SCHENECTADY — In just 90 days, the historic Foster Building in downtown Schenectady could have a new owner willing to breathe life into the once grand building that has sat vacant for nearly two decades.
It’s one of few remaining buildings near Proctors in need of revitalization, said Schenectady Metroplex Development Authority Chairman Ray Gillen.
Metroplex wants to sell the property for $475,000 to a development group that’s planning a mixed-use project at the site, including ground-floor retail space, offices and upscale loft-style apartments. State Public Authorities Law requires that Metroplex give 90 days’ notice for any sale of property the local agency owns. Once the 90-day period is up in mid-July, Metroplex plans to complete the sale.
“The developer is still finalizing their plans for the building and there are some other details to the project,” said Gillen. “We don’t announce projects until they’re a signed deal. So once this is signed, we will announce who they are.”

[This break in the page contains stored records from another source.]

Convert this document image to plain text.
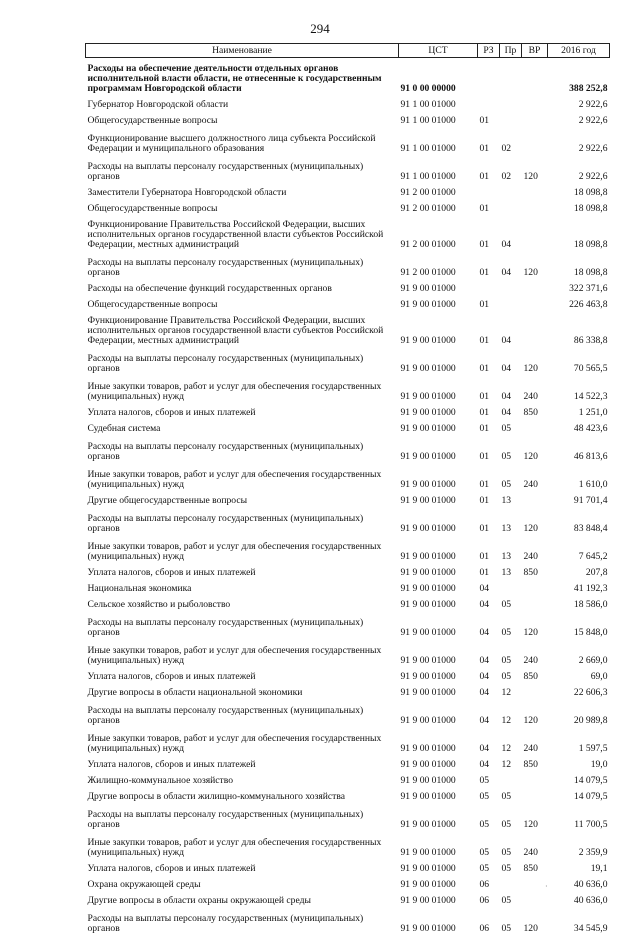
294
Наименование	ЦСТ	РЗ	Пр	ВР	2016 год
Расходы на обеспечение деятельности отдельных органов исполнительной власти области, не отнесенные к государственным программам Новгородской области	91 0 00 00000				388 252,8
Губернатор Новгородской области	91 1 00 01000				2 922,6
Общегосударственные вопросы	91 1 00 01000	01			2 922,6
Функционирование высшего должностного лица субъекта Российской Федерации и муниципального образования	91 1 00 01000	01	02		2 922,6
Расходы на выплаты персоналу государственных (муниципальных) органов	91 1 00 01000	01	02	120	2 922,6
Заместители Губернатора Новгородской области	91 2 00 01000				18 098,8
Общегосударственные вопросы	91 2 00 01000	01			18 098,8
Функционирование Правительства Российской Федерации, высших исполнительных органов государственной власти субъектов Российской Федерации, местных администраций	91 2 00 01000	01	04		18 098,8
Расходы на выплаты персоналу государственных (муниципальных) органов	91 2 00 01000	01	04	120	18 098,8
Расходы на обеспечение функций государственных органов	91 9 00 01000				322 371,6
Общегосударственные вопросы	91 9 00 01000	01			226 463,8
Функционирование Правительства Российской Федерации, высших исполнительных органов государственной власти субъектов Российской Федерации, местных администраций	91 9 00 01000	01	04		86 338,8
Расходы на выплаты персоналу государственных (муниципальных) органов	91 9 00 01000	01	04	120	70 565,5
Иные закупки товаров, работ и услуг для обеспечения государственных (муниципальных) нужд	91 9 00 01000	01	04	240	14 522,3
Уплата налогов, сборов и иных платежей	91 9 00 01000	01	04	850	1 251,0
Судебная система	91 9 00 01000	01	05		48 423,6
Расходы на выплаты персоналу государственных (муниципальных) органов	91 9 00 01000	01	05	120	46 813,6
Иные закупки товаров, работ и услуг для обеспечения государственных (муниципальных) нужд	91 9 00 01000	01	05	240	1 610,0
Другие общегосударственные вопросы	91 9 00 01000	01	13		91 701,4
Расходы на выплаты персоналу государственных (муниципальных) органов	91 9 00 01000	01	13	120	83 848,4
Иные закупки товаров, работ и услуг для обеспечения государственных (муниципальных) нужд	91 9 00 01000	01	13	240	7 645,2
Уплата налогов, сборов и иных платежей	91 9 00 01000	01	13	850	207,8
Национальная экономика	91 9 00 01000	04			41 192,3
Сельское хозяйство и рыболовство	91 9 00 01000	04	05		18 586,0
Расходы на выплаты персоналу государственных (муниципальных) органов	91 9 00 01000	04	05	120	15 848,0
Иные закупки товаров, работ и услуг для обеспечения государственных (муниципальных) нужд	91 9 00 01000	04	05	240	2 669,0
Уплата налогов, сборов и иных платежей	91 9 00 01000	04	05	850	69,0
Другие вопросы в области национальной экономики	91 9 00 01000	04	12		22 606,3
Расходы на выплаты персоналу государственных (муниципальных) органов	91 9 00 01000	04	12	120	20 989,8
Иные закупки товаров, работ и услуг для обеспечения государственных (муниципальных) нужд	91 9 00 01000	04	12	240	1 597,5
Уплата налогов, сборов и иных платежей	91 9 00 01000	04	12	850	19,0
Жилищно-коммунальное хозяйство	91 9 00 01000	05			14 079,5
Другие вопросы в области жилищно-коммунального хозяйства	91 9 00 01000	05	05		14 079,5
Расходы на выплаты персоналу государственных (муниципальных) органов	91 9 00 01000	05	05	120	11 700,5
Иные закупки товаров, работ и услуг для обеспечения государственных (муниципальных) нужд	91 9 00 01000	05	05	240	2 359,9
Уплата налогов, сборов и иных платежей	91 9 00 01000	05	05	850	19,1
Охрана окружающей среды	91 9 00 01000	06			40 636,0
Другие вопросы в области охраны окружающей среды	91 9 00 01000	06	05		40 636,0
Расходы на выплаты персоналу государственных (муниципальных) органов	91 9 00 01000	06	05	120	34 545,9
·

The developer has experience in working with historic buildings around the Capital Region, Gillen said.
The building gets its name from the Hotel Foster, which opened in 1907 at 508 State St. At the time, the six-story building was quite grand. Its façade was done distinctively in the Beaux Arts style, a neoclassical architectural style being taught around that time at the Ecole des Beaux-Arts in Paris. The building later housed a specialty store and low-rent housing for destitute men. In 1991, it was listed on the federal Register of Historic Places.

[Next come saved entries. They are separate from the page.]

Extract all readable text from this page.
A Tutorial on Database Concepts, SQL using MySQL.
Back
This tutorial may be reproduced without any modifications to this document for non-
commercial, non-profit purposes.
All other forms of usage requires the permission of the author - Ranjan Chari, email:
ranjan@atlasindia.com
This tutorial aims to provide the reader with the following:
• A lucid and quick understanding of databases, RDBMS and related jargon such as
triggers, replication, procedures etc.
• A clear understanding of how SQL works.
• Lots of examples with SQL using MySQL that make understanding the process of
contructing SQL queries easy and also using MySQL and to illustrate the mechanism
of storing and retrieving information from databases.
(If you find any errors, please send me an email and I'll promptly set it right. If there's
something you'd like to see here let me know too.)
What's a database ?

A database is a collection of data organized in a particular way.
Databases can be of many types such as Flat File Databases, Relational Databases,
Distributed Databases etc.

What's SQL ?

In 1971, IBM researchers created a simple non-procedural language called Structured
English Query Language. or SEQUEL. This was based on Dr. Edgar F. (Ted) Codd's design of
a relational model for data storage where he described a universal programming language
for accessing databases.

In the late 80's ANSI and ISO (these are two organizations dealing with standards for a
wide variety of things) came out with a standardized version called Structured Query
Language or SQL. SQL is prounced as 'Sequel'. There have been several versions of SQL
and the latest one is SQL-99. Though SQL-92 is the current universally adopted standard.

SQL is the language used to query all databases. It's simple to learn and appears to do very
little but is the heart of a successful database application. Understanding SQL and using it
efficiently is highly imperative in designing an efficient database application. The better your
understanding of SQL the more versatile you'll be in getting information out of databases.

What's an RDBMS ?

It’s not known when the building became vacant, although Gazette archives indicate it had been long empty by the time Craig Alsdorf and Dennis Todd bought it in 1998 with plans to return it to its former glory as a luxury hotel. But Alsdorf and Todd sat on the property, Gillen said, never doing a thing with it. Its condition deteriorated so much that Metroplex initiated eminent domain proceedings against the owners in 2009 to try to take it over and fix it up.

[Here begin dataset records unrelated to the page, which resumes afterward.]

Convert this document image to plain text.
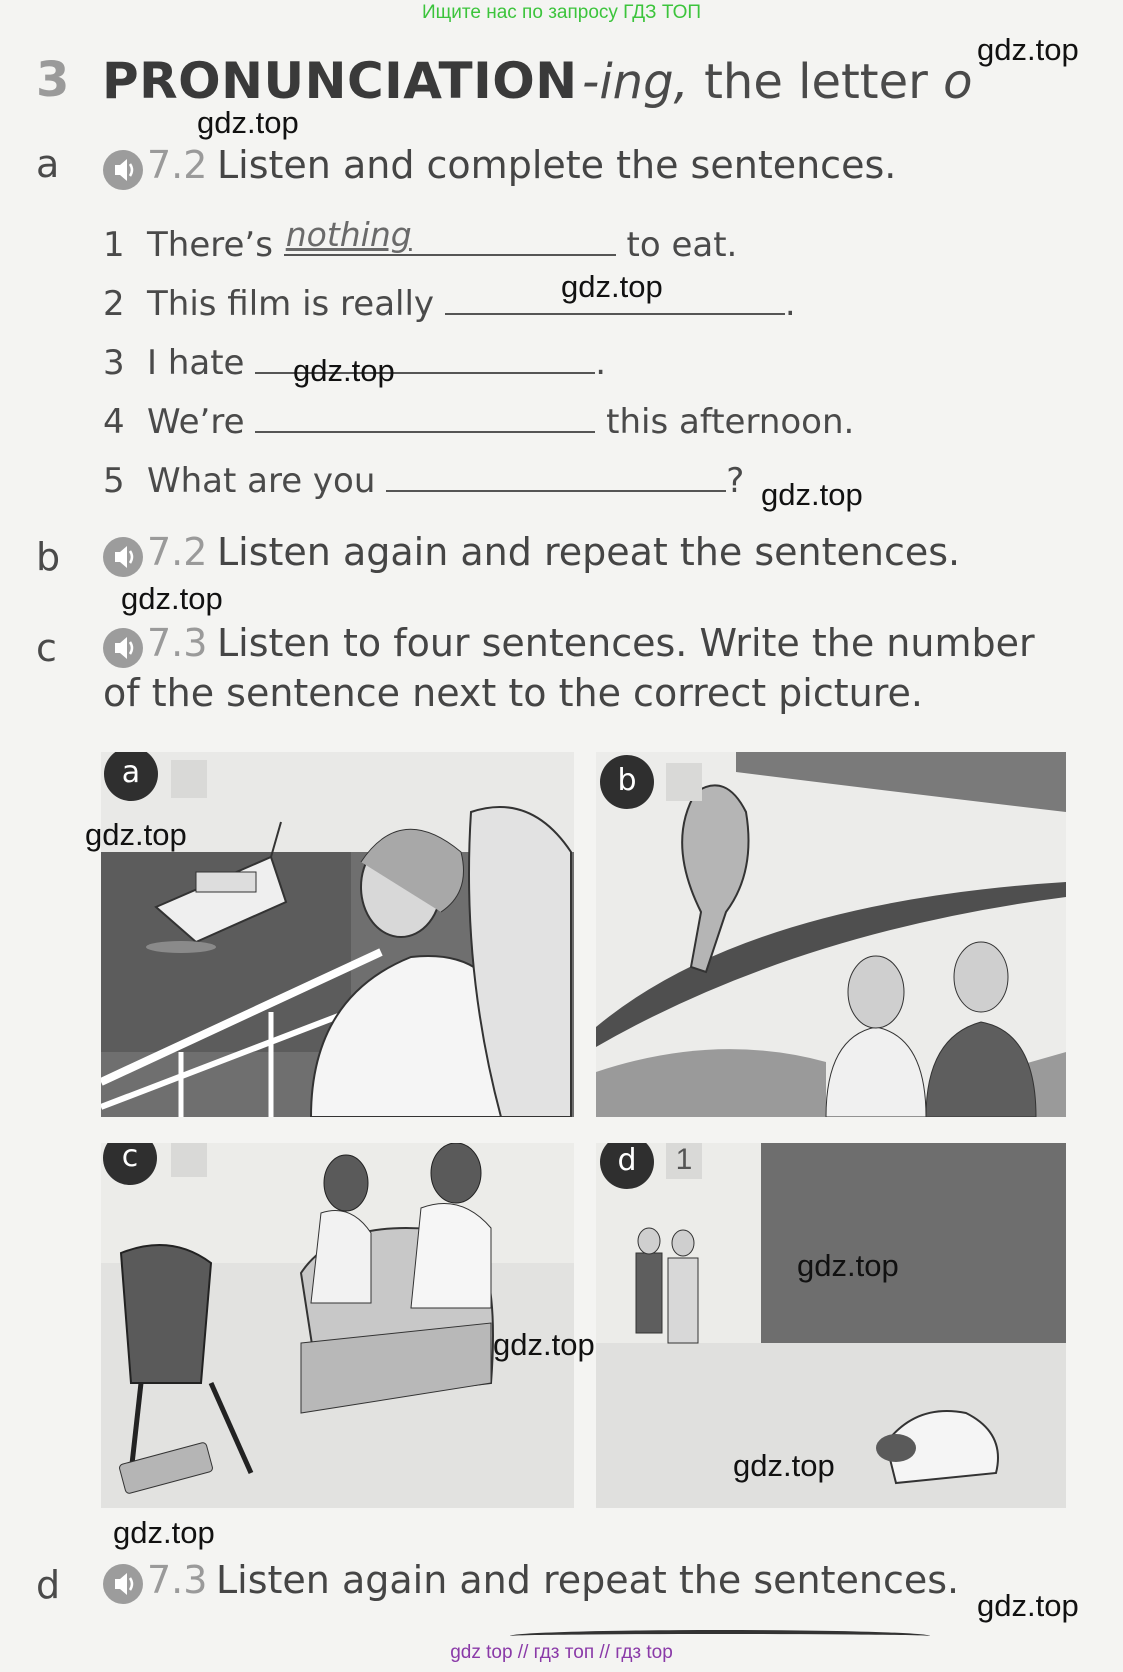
Ищите нас по запросу ГДЗ ТОП
3 PRONUNCIATION -ing, the letter o
a 7.2 Listen and complete the sentences.
1 There’s nothing	to eat.
2 This film is really	.
3 I hate	.
4 We’re	this afternoon.
5 What are you	?
b 7.2 Listen again and repeat the sentences.
c 7.3 Listen to four sentences. Write the number
of the sentence next to the correct picture.
a	b
c	d	1
d 7.3 Listen again and repeat the sentences.
gdz.top
gdz.top
gdz.top
gdz.top
gdz.top
gdz.top
gdz.top
gdz.top
gdz.top
gdz.top
gdz.top
gdz.top
gdz top // гдз топ // гдз top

“There are basic steps you need to take to preserve a building and they never took them,” he said. “Water gets in, the building starts to collapse and then you have to take it down. We worked very hard to make sure that didn’t happen.”
By 2010, just before the state Supreme Court was to hold a hearing on the eminent domain case, the owners sold the building to Metroplex for $250,000.
The property is actually a complex of four buildings comprising more than 47,000 square feet. Over the years, elements got in, the windows were spray painted with graffiti or broken, the roof rotted, the interior plaster walls crumbled and its storefronts filled with debris. Metroplex hired contractors who stabilized the building and removed 596,000 pounds of debris (asbestos, an old elevator, bird droppings, and so on) from the building. This work wrapped up in the spring of 2011.
“It’s a very important building,” said Gillen. “The façade is gorgeous. It was very important that it be saved. We preserved it the best we could and then we started showing it. We’ve been selective. We wanted to find the right developer, the right plan. We also had to demonstrate the vitality of the residential market downtown, which we’ve done. And now we have a developer who is very interested.”